Qualsiasi aspirazione di un utilizzo strategico dei due porti però è sempre stata vanificata dal fatto che su gran parte delle coste del Golfo di ‘Aqaba si affacciano l’Egitto e l’Arabia Saudita.

Ma ecco che subentra un’altra vocazione naturale per Elat: il turismo balneare. Prima ancora che gli accordi di Camp David del 1977 aprissero le porte allo sviluppo turistico di massa del Sinai, Elat è sempre stata, nel suo piccolo, la spiaggia tropicale degli israeliani.
Poi sono venute Taba, Nuwayba, Sharm el-Shaykh con i loro mega-resort-casinò-diving-club-escursioneconteintendabeduina-natalecondesica ecc..

Il servizio del TG non diceva, ma sottintedeva, che però ogni tanto in queste splendide località egiziane scoppia una bomba, che il Sinai è turbato dalla presenza di riottosi beduini, di infiltrazioni di Hamas da Ghaza (!) e chissà se non anche di al-Qa’ida e (ora addirittura dell’ISIS, sostiene al-Sisi).

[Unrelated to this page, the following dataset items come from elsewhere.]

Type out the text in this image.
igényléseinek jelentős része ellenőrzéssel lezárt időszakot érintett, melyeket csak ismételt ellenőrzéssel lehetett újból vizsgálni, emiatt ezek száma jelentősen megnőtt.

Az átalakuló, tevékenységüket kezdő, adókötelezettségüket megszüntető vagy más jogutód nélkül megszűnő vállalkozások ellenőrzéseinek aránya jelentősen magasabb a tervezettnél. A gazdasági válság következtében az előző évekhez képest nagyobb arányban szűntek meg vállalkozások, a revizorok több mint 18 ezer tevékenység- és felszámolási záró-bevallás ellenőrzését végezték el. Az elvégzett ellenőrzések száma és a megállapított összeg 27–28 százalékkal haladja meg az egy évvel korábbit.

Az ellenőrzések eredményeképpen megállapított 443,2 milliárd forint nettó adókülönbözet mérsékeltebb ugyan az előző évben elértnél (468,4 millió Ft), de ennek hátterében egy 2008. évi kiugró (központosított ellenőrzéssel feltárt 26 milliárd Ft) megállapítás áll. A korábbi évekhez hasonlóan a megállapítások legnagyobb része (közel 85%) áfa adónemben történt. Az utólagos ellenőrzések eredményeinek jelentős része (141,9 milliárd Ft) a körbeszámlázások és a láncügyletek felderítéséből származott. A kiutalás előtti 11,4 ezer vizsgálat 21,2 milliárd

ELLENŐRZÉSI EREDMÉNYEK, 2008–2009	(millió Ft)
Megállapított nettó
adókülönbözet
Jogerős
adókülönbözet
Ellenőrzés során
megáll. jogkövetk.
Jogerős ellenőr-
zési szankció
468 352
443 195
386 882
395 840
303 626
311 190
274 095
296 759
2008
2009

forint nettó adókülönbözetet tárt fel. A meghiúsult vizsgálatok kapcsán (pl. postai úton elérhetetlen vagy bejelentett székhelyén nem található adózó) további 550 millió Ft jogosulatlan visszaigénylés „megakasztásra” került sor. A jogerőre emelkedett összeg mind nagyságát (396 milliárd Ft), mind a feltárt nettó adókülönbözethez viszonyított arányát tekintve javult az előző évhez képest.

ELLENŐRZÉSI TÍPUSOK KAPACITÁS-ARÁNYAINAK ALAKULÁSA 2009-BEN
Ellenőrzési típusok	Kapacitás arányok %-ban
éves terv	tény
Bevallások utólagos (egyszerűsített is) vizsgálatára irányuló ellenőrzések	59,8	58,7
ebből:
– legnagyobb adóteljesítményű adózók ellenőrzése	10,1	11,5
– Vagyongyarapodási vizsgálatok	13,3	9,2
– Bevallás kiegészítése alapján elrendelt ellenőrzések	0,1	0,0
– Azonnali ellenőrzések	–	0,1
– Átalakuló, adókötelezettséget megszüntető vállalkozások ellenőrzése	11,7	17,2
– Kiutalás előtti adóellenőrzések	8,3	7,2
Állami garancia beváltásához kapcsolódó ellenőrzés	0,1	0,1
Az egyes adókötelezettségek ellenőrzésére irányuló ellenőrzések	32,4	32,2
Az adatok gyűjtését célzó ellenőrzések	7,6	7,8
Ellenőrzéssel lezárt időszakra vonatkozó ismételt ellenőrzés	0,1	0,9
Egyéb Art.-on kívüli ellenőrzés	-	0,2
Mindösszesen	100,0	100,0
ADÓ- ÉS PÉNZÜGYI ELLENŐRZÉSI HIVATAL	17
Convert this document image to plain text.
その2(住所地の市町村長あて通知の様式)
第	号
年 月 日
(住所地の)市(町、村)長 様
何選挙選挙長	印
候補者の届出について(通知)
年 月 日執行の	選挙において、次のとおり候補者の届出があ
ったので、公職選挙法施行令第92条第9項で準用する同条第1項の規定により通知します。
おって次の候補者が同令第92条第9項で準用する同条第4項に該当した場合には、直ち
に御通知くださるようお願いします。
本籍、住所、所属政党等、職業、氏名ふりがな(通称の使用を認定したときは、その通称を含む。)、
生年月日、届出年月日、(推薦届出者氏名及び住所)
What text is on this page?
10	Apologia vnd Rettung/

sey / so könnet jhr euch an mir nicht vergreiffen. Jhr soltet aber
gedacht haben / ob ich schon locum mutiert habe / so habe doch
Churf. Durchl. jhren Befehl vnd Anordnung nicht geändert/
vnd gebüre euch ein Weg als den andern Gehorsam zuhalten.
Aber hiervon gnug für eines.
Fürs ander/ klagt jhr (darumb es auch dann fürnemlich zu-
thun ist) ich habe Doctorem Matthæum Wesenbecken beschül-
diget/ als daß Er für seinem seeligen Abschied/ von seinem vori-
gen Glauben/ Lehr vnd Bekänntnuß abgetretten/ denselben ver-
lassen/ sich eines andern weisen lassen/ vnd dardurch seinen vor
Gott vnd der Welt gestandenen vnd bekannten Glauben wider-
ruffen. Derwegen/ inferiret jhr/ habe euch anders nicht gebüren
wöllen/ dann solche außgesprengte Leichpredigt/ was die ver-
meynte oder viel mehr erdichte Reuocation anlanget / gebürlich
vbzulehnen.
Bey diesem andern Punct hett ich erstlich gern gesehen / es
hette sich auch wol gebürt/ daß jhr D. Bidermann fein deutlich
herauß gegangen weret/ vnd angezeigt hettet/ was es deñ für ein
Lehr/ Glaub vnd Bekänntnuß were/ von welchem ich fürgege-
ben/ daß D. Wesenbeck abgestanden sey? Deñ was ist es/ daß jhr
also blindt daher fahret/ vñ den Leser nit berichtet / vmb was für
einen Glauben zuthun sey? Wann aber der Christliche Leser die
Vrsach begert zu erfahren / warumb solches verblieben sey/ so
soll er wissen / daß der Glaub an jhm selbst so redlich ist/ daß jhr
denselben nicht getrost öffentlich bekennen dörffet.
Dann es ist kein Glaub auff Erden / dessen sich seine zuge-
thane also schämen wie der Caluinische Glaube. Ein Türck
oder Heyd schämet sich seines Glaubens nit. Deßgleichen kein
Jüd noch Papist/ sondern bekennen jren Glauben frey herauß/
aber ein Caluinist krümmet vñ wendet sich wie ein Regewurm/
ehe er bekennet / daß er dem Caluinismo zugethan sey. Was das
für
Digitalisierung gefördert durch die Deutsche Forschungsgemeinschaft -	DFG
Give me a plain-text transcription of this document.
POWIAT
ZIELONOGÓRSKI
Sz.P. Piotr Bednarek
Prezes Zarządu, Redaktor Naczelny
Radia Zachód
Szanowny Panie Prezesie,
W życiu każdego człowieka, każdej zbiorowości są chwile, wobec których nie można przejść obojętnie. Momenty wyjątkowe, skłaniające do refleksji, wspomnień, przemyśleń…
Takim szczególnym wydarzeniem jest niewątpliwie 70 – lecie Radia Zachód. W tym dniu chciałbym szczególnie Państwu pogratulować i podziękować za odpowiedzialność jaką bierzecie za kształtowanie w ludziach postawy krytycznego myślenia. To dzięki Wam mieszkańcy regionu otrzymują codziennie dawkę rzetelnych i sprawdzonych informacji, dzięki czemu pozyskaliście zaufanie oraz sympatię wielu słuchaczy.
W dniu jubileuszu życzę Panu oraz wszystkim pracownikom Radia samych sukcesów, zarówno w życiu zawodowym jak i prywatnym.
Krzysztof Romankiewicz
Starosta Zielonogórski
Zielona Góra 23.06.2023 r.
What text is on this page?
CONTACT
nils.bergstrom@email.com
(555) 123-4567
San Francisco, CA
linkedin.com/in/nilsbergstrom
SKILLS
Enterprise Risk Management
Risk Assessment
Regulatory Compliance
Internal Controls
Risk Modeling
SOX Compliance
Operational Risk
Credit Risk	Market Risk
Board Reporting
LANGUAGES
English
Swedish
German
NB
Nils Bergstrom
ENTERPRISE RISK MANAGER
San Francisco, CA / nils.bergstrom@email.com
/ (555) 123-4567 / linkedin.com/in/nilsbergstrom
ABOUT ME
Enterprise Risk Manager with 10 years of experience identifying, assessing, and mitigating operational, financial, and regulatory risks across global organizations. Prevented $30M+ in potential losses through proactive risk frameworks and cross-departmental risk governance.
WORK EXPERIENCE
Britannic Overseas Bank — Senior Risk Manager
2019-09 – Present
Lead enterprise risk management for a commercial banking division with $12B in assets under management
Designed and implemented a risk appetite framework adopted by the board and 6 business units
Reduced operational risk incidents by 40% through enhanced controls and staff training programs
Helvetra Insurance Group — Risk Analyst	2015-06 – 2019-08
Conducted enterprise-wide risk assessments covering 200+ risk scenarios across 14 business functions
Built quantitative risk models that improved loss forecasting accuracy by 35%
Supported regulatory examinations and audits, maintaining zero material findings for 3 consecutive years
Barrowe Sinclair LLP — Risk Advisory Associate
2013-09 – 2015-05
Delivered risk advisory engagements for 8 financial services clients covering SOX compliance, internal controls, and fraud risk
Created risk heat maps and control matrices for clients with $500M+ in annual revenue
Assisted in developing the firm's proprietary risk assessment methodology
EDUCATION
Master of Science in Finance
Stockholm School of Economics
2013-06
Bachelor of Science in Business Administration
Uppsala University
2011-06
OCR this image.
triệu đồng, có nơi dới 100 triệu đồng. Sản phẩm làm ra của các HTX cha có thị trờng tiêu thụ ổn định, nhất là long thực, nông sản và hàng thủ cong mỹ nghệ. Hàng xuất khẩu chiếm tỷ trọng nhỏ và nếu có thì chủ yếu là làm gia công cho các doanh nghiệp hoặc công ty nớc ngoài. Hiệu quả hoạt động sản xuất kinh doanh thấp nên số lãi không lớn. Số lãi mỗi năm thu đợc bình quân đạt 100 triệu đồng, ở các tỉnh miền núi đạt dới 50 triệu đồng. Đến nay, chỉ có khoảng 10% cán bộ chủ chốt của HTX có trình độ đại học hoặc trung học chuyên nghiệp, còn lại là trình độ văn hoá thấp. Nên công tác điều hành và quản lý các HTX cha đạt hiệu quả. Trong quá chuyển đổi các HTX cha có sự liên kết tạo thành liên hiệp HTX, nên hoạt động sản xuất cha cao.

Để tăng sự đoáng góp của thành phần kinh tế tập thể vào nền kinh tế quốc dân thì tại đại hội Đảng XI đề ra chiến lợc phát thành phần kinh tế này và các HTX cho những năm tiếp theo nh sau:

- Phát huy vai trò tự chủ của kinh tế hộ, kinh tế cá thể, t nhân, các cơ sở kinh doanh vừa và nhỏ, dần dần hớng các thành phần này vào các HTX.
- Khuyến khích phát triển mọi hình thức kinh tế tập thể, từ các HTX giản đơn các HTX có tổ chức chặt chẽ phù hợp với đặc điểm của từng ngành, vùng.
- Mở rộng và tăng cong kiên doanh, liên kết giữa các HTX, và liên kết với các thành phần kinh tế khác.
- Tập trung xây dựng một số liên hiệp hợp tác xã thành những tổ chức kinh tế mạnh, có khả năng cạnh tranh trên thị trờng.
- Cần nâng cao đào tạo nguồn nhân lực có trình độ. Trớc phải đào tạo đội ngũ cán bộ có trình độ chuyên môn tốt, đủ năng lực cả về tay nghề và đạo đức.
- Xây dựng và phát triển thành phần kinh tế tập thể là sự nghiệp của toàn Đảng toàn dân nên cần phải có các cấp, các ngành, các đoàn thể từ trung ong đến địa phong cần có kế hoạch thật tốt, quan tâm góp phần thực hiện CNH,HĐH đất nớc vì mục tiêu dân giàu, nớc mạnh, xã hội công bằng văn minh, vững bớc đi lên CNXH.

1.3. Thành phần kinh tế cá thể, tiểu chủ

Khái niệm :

Quindi quanto è più bello tuffarsi nelle acque israeliane del Mar Rosso, dove per altro gli “indigeni” non sono fastidiosi musulmani, ma secolarizzatissimi ebrei, più o meno come quelli di Manhattan.

Inoltre, mostrava il servizio, il pericolo che un minchietta di razzetto da Ghaza venga a turbare la vacanza dei turisti europei è sventato dalle batterie antimissile dell’Iron Dome schierate tutto intorno alla ridente località.

E in quest’ultima frase ci sono almeno due parole che mi fanno ribollire il sangue: “Ghaza” e “Iron Dome”.

Quest’ultimo infatti, dopo essere stato testato con successo più o meno trasparente nella scorsa estate ha ricevuto ulteriori finanziamenti per il suo sviluppo da parte israelo-americana, con somma soddisfazione degli esperti militari e dei capitani dell’industria bellica avanzata.

Perché Ghaza, con l’operazione “Margine Protettivo”, fra le altre cose è stata una sorta di poligono di tiro per testare nuove armi strategiche.

Ma Ghaza è anche altro.

Ghaza-Elat è un foglio di carta sulle cui pagine la storia ha dipinto a volte giardini e paesaggi da fiaba, a volte arida miseria, ma le due pagine di uno stesso foglio non riescono mai guardarsi in faccia.

Eppure Ghaza è anche altro, molto altro.